How SMW works:an example
Let’s say you have a wiki about wine. Now, you want to be able to see a list of all Chardonnay wines grown in the south of France. A typical wiki, be it Wikipedia or whatever (even a wiki that is not MediaWiki for the most part), has basically two options: either compile that list manually on some wiki pages, or compile it on all such pages (assuming there are pages about all Assuming there is a page about wines) can be tagged with a category such as “Chardonnay wines from the south of France”.
These two types of actions are done all the time on Wikipedia, and many other wikis as well. The first option is to create the list manually, which requires a lot of effort and must be corrected each time a new wine page requiring that list is added, or whenever some error is discovered; in the second case, the list (the category page) is generated automatically, but but information must be painstakingly added to each page. And if we expect our users to do that, we need to give them precise instructions on how to add categories, what to name the categories (“the South of” or “Southern”), and in general, what the ideal data structure should be. Should there be a “Chardonnay” category for every country listed on the wiki, even if the country only has one or two wines? Conversely, should countries or regions that produce many wines be further divided by year? Or should years be tagged in a separate category?
Semantic MediaWiki provides a solution to this problem. Instead of compiling a list or having an overload of categories, one can define a single infobox template intended to be placed on wine pages.
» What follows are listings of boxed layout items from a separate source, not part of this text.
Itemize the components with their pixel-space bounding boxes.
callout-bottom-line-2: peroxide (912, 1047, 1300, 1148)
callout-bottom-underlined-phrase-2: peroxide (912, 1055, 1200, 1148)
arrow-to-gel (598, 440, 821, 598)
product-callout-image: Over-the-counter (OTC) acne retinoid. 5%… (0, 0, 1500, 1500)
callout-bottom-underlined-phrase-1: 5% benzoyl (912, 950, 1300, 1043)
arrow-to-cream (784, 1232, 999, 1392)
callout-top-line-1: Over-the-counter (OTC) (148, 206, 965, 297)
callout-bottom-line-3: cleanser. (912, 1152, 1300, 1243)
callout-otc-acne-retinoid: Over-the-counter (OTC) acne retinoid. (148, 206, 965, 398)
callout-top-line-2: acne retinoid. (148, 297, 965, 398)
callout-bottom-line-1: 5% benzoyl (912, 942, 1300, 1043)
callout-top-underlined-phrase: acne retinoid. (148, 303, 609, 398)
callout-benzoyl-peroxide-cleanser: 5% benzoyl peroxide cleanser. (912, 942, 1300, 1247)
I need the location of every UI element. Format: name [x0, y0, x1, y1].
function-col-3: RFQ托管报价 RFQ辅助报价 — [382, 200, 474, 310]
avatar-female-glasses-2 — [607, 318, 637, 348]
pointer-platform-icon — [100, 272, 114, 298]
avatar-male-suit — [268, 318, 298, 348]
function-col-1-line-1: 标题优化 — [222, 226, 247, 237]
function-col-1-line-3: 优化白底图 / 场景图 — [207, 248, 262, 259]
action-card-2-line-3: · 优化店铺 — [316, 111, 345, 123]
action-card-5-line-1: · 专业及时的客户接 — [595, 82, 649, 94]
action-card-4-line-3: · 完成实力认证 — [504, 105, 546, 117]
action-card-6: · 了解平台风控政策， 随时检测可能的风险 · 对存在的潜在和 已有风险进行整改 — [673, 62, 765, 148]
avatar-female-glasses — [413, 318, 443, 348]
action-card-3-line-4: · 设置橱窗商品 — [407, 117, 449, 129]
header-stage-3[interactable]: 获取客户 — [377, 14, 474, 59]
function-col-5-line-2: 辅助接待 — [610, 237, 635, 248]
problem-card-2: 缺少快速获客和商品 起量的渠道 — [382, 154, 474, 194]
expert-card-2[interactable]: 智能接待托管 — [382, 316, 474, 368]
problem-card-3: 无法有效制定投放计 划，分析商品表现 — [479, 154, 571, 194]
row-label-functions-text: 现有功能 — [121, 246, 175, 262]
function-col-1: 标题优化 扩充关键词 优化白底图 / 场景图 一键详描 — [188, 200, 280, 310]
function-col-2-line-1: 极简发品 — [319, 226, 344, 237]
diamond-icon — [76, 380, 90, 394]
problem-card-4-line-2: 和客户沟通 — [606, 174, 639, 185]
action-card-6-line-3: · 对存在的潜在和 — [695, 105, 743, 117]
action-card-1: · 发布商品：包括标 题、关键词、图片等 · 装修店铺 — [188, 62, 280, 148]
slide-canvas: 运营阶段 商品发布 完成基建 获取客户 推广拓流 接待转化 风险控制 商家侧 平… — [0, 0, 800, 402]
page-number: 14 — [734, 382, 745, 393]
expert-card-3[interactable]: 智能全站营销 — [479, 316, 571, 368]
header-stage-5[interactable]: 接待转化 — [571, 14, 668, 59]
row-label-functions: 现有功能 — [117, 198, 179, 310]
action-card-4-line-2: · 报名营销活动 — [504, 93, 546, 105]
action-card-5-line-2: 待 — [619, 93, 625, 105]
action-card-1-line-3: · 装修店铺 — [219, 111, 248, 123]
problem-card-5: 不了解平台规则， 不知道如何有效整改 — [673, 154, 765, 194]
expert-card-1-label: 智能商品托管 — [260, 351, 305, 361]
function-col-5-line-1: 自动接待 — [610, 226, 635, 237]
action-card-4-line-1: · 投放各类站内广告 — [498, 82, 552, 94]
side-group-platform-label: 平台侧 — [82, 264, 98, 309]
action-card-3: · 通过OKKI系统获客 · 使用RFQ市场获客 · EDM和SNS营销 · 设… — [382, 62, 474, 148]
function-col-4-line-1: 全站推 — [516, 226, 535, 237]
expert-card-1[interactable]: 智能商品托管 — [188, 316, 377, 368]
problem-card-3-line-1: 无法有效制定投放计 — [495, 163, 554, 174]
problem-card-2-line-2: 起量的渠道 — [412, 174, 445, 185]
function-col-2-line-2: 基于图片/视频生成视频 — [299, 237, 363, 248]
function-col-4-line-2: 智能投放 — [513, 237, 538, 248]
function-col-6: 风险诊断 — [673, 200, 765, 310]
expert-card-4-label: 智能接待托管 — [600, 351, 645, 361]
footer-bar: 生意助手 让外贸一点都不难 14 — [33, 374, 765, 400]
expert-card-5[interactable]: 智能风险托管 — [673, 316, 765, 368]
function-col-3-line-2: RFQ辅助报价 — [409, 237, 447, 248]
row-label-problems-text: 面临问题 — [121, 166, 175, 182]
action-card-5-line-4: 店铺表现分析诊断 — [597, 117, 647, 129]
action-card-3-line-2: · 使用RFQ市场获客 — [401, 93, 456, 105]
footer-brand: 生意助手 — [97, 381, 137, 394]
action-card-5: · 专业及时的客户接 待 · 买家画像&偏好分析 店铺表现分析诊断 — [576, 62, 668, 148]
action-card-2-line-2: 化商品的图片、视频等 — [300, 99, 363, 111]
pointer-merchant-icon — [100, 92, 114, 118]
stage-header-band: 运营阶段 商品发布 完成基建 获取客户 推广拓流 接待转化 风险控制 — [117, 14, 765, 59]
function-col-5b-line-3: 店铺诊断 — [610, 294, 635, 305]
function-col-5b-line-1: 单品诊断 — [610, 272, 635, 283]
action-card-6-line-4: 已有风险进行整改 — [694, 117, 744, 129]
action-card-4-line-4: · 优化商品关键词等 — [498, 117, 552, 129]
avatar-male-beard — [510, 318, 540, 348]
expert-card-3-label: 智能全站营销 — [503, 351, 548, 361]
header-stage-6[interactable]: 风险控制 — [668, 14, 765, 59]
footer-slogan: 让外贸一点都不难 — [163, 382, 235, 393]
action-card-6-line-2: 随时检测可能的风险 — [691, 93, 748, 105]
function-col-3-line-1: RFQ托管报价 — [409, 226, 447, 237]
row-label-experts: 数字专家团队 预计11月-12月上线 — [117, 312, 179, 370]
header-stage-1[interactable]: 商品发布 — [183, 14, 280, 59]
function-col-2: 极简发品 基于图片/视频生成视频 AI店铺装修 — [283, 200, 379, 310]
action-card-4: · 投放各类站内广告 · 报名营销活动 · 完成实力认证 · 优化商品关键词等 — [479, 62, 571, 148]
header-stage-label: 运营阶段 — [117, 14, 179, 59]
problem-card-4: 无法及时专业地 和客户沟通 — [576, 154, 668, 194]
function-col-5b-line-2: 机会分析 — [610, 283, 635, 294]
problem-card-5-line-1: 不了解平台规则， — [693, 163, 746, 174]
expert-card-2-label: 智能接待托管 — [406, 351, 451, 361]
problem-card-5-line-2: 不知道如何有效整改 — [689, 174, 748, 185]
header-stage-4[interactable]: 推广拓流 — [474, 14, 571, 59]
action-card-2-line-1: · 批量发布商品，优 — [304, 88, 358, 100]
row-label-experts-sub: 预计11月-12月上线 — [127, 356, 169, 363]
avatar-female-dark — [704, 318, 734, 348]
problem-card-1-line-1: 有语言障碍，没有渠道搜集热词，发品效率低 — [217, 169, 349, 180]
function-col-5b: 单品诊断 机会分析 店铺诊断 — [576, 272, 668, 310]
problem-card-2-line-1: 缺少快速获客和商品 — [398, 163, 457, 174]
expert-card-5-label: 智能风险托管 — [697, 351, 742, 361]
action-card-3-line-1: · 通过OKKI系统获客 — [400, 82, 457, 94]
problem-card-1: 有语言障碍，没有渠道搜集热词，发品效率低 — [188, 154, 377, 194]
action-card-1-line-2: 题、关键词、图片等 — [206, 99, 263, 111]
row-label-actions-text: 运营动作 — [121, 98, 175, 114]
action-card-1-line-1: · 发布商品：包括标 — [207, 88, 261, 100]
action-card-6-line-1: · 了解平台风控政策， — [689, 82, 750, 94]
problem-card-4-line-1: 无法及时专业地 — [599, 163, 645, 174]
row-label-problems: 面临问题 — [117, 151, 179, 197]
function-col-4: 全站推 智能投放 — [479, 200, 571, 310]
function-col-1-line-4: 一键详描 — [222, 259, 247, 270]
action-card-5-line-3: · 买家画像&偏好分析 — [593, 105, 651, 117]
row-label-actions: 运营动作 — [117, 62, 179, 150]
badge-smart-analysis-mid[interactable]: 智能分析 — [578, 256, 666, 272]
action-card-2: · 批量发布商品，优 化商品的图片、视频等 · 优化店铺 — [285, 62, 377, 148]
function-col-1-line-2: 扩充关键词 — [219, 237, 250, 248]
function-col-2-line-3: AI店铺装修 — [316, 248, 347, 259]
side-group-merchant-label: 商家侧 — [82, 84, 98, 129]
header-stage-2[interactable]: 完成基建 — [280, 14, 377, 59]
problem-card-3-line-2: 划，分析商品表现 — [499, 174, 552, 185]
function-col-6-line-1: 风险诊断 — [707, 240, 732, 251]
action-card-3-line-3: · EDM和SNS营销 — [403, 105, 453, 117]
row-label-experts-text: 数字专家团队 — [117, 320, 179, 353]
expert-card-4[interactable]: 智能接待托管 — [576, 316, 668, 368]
Thus, instead of managing a large and perhaps disorganized set of categories, the data structure can be kept simple and the complexity moved to the query that displays the data.
As for infoboxes, it may still be difficult for users to learn how to add and populate infoboxes. In that regard, the Semantic Forms extension, which will be discussed in the next chapter, provides forms such that users do not need to look at the underlying wikitext syntax to create or modify data.
Finally, combining SMW with other SMW-based extensions allows you to do more than simply display information in lists or categories. Information can be displayed in tables, wines can be displayed in amap, wines can be aggregated and broken down by country, year, etc., and faceted searches can be performed on all of these fields to find wines of interest to the user.”